In recent years, North Carolina Senate Republicans consistently outraised Senate Democrats by four to five times. But, Cooper’s contribution of $1.6 million during the 2018 cycle to the North Carolina Senate Democrats helped us pick up six seats, including three Senate districts carried by President Trump. In the end, we went from 15 to 21 Democrats in the State, increasing our caucus by 40 percent — one of the largest increases in any state chamber in the country.
A commitment from presidential candidates helps Democrats at the state level in two ways. First, a fundraiser headlined by presidential candidates allows them to convert their small donors to state races. The Democratic National Committee already requires that presidential candidates must receive donations from 65,000 unique donors as one of two ways to qualify for the Miami debates. These small donors are critical to offset the Republican State Leadership Committee and state Republican caucuses that rely heavily on corporate fundraising. In 2018, for example, Republicans running for state Senate received $3.8 million in corporate political action committee dollars compared to Democrats who received $800,000. Fundraisers helmed by presidential candidates can help make up the difference by encouraging their small donors to contribute at the state level.

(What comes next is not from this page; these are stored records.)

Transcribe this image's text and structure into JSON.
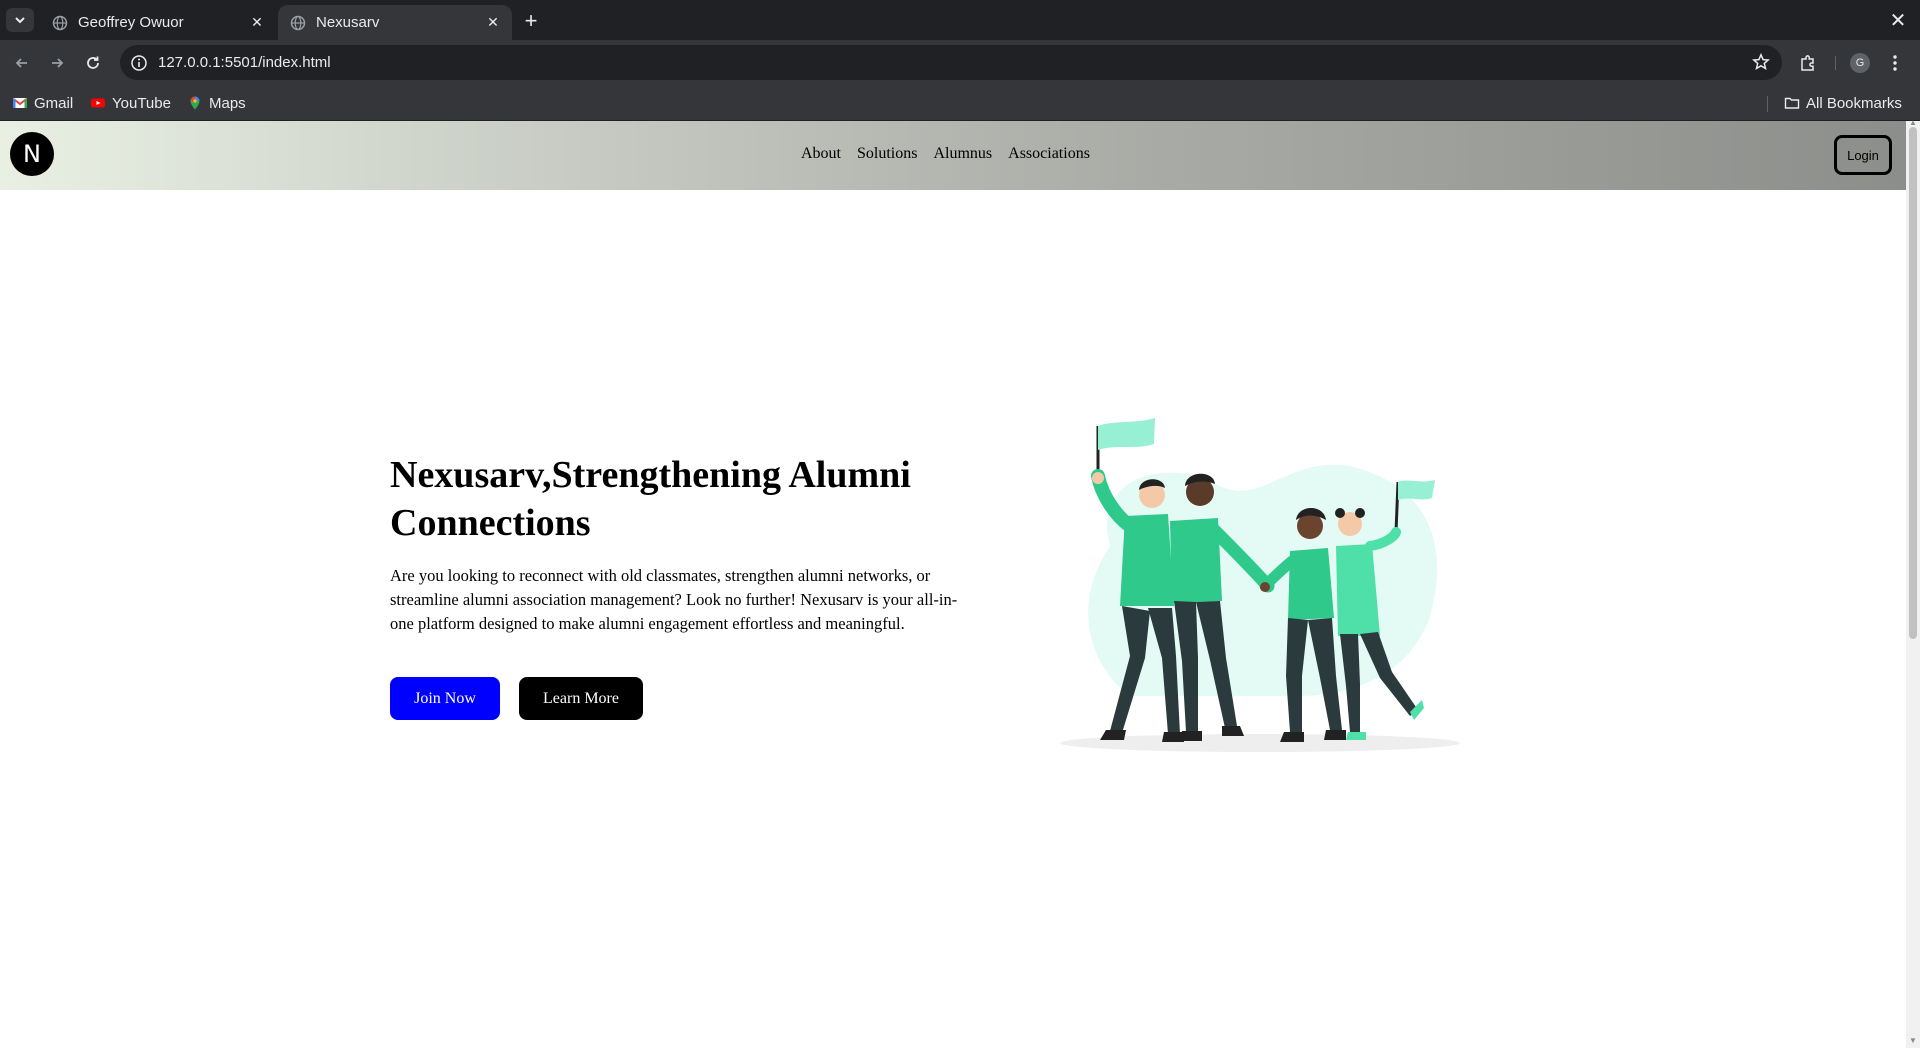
{
  "browser": {
    "tabs": [
      {
        "title": "Geoffrey Owuor",
        "active": false
      },
      {
        "title": "Nexusarv",
        "active": true
      }
    ],
    "url": "127.0.0.1:5501/index.html",
    "profile_initial": "G",
    "bookmarks": [
      {
        "label": "Gmail",
        "icon": "gmail-icon"
      },
      {
        "label": "YouTube",
        "icon": "youtube-icon"
      },
      {
        "label": "Maps",
        "icon": "maps-icon"
      }
    ],
    "all_bookmarks_label": "All Bookmarks"
  },
  "site": {
    "logo_letter": "N",
    "nav": [
      "About",
      "Solutions",
      "Alumnus",
      "Associations"
    ],
    "login_label": "Login"
  },
  "hero": {
    "title": "Nexusarv,Strengthening Alumni Connections",
    "text": "Are you looking to reconnect with old classmates, strengthen alumni networks, or streamline alumni association management? Look no further! Nexusarv is your all-in-one platform designed to make alumni engagement effortless and meaningful.",
    "join_label": "Join Now",
    "learn_label": "Learn More",
    "illustration": "people-celebrating-with-flags"
  },
  "colors": {
    "accent_blue": "#0000ff",
    "illustration_green": "#2ec98b",
    "illustration_mint": "#d9faf0"
  }
}
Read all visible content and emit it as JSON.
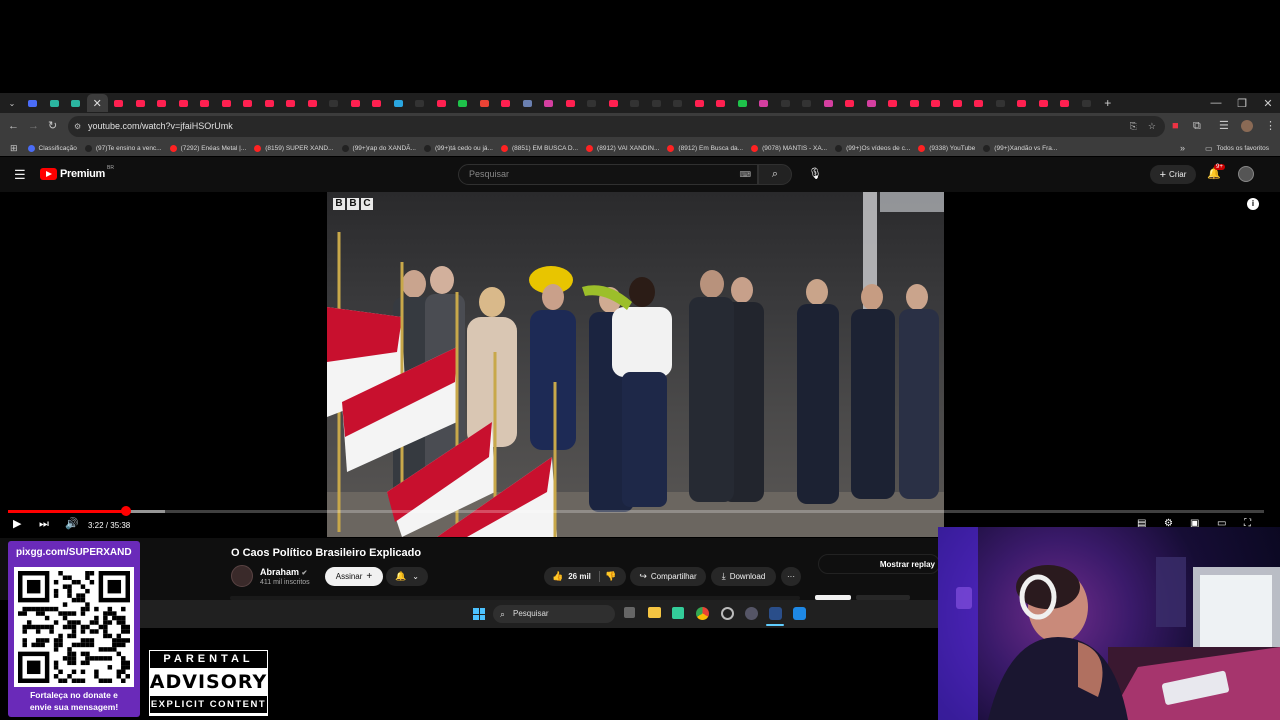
{
  "browser": {
    "tab_close": "✕",
    "new_tab": "+",
    "tabs_extra": 49,
    "url": "youtube.com/watch?v=jfaiHSOrUmk",
    "bookmarks": [
      {
        "label": "Classificação",
        "color": "#4a6cf7"
      },
      {
        "label": "(97)Te ensino a venc...",
        "color": "#222"
      },
      {
        "label": "(7292) Enéas Metal |...",
        "color": "#f22"
      },
      {
        "label": "(8159) SUPER XAND...",
        "color": "#f22"
      },
      {
        "label": "(99+)rap do XANDÃ...",
        "color": "#222"
      },
      {
        "label": "(99+)tá cedo ou já...",
        "color": "#222"
      },
      {
        "label": "(8851) EM BUSCA D...",
        "color": "#f22"
      },
      {
        "label": "(8912) VAI XANDIN...",
        "color": "#f22"
      },
      {
        "label": "(8912) Em Busca da...",
        "color": "#f22"
      },
      {
        "label": "(9078) MANTIS - XA...",
        "color": "#f22"
      },
      {
        "label": "(99+)Os vídeos de c...",
        "color": "#222"
      },
      {
        "label": "(9338) YouTube",
        "color": "#f22"
      },
      {
        "label": "(99+)Xandão vs Fra...",
        "color": "#222"
      }
    ],
    "bookmarks_folder": "Todos os favoritos"
  },
  "youtube": {
    "logo": "Premium",
    "region": "BR",
    "search_placeholder": "Pesquisar",
    "create_label": "Criar",
    "notif_count": "9+",
    "video": {
      "watermark": "BBC",
      "time": "3:22 / 35:38",
      "progress": 0.094,
      "buffered": 0.125
    },
    "title": "O Caos Político Brasileiro Explicado",
    "channel": "Abraham",
    "subs": "411 mil inscritos",
    "subscribe": "Assinar",
    "likes": "26 mil",
    "share": "Compartilhar",
    "download": "Download",
    "more": "···",
    "replay": "Mostrar replay"
  },
  "taskbar": {
    "search": "Pesquisar"
  },
  "overlay": {
    "qr_url": "pixgg.com/SUPERXAND",
    "qr_msg_1": "Fortaleça no donate e",
    "qr_msg_2": "envie sua mensagem!",
    "adv_1": "PARENTAL",
    "adv_2": "ADVISORY",
    "adv_3": "EXPLICIT CONTENT"
  },
  "colors": {
    "yt_red": "#ff0000",
    "qr_purple": "#6a2ab9"
  }
}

Second, given how closely a state legislator’s fate is tied to top of the ticket, it makes sense to build a bottom-up approach. Rather than view the presidential candidate as having coattails, we need a real grassroots effort when it comes to knocking on doors and listening to voters. A state legislative candidate is far more likely to build a permanent grassroots apparatus compared to the temporary presidential campaign field office. Why? A state legislative candidate lives in the community, sends his or her children to local schools, and volunteers at his or her church, synagogue or mosque. State house candidates draw volunteers from a tightly-knit social circle, including the PTA mom or soccer-coach dad. In comparison, a presidential campaign drops a recent college graduate from out-of-state with no roots in the community. And, once the campaign ends, that presidential field operative leaves.

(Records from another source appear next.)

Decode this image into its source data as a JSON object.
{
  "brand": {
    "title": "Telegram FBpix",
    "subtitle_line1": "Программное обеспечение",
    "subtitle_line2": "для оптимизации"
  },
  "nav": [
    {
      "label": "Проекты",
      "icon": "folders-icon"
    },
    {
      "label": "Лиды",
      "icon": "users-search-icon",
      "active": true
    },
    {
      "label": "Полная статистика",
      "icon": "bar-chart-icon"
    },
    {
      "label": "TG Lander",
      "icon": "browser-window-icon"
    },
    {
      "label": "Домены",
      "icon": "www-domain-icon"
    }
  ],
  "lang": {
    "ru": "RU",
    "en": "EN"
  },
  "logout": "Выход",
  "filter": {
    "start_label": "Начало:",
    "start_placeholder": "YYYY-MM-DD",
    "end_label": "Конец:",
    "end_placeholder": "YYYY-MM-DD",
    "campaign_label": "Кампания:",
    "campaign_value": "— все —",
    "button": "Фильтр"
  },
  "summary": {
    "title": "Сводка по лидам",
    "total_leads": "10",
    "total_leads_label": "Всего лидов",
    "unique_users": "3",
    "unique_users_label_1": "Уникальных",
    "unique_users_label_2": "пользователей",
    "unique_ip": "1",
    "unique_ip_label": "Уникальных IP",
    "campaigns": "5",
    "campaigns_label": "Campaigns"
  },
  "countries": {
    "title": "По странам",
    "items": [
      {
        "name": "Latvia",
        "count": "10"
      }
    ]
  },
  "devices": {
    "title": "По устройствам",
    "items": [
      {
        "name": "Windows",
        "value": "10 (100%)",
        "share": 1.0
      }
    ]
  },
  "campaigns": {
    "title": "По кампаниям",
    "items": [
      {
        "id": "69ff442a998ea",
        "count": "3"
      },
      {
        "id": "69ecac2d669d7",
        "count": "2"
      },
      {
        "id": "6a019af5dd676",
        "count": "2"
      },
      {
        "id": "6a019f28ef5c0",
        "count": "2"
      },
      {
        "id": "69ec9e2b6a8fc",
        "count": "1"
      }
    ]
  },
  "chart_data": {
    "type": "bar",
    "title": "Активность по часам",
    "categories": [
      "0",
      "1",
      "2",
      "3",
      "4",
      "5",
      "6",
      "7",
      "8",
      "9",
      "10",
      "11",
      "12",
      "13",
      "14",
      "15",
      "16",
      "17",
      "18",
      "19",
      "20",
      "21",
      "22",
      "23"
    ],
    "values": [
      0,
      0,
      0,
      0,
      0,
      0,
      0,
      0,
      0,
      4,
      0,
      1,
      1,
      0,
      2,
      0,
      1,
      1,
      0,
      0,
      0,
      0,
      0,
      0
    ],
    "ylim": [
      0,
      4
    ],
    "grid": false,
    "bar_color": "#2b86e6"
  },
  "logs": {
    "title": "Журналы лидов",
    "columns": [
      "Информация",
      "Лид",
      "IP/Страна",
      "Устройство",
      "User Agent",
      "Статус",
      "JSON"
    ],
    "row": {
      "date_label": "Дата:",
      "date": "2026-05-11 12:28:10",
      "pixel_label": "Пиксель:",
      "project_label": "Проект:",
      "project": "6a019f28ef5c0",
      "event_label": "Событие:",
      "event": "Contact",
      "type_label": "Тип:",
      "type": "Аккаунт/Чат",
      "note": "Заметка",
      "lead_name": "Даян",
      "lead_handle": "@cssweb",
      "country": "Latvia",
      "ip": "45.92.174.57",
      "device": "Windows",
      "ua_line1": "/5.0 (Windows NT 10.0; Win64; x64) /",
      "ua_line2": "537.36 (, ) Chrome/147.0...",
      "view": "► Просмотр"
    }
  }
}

Going into 2020, Democratic presidential candidates need to decide whether to embrace the same old trickle-down approach that doesn’t help state legislative candidates, or carry out a strategy that lifts all boats. For all the progressive policy ideas these candidates roll out, none of them, I repeat, none of them will pass without a progressive Congress. That progressive Congress relies directly on Democrats controlling state houses across the country by 2020. This is what all Democratic presidential candidates need to understand: To paraphrase Thomas Hofeller, not playing for our state houses is not an option.
Jay J. Chaudhuri is North Carolina Senate minority whip.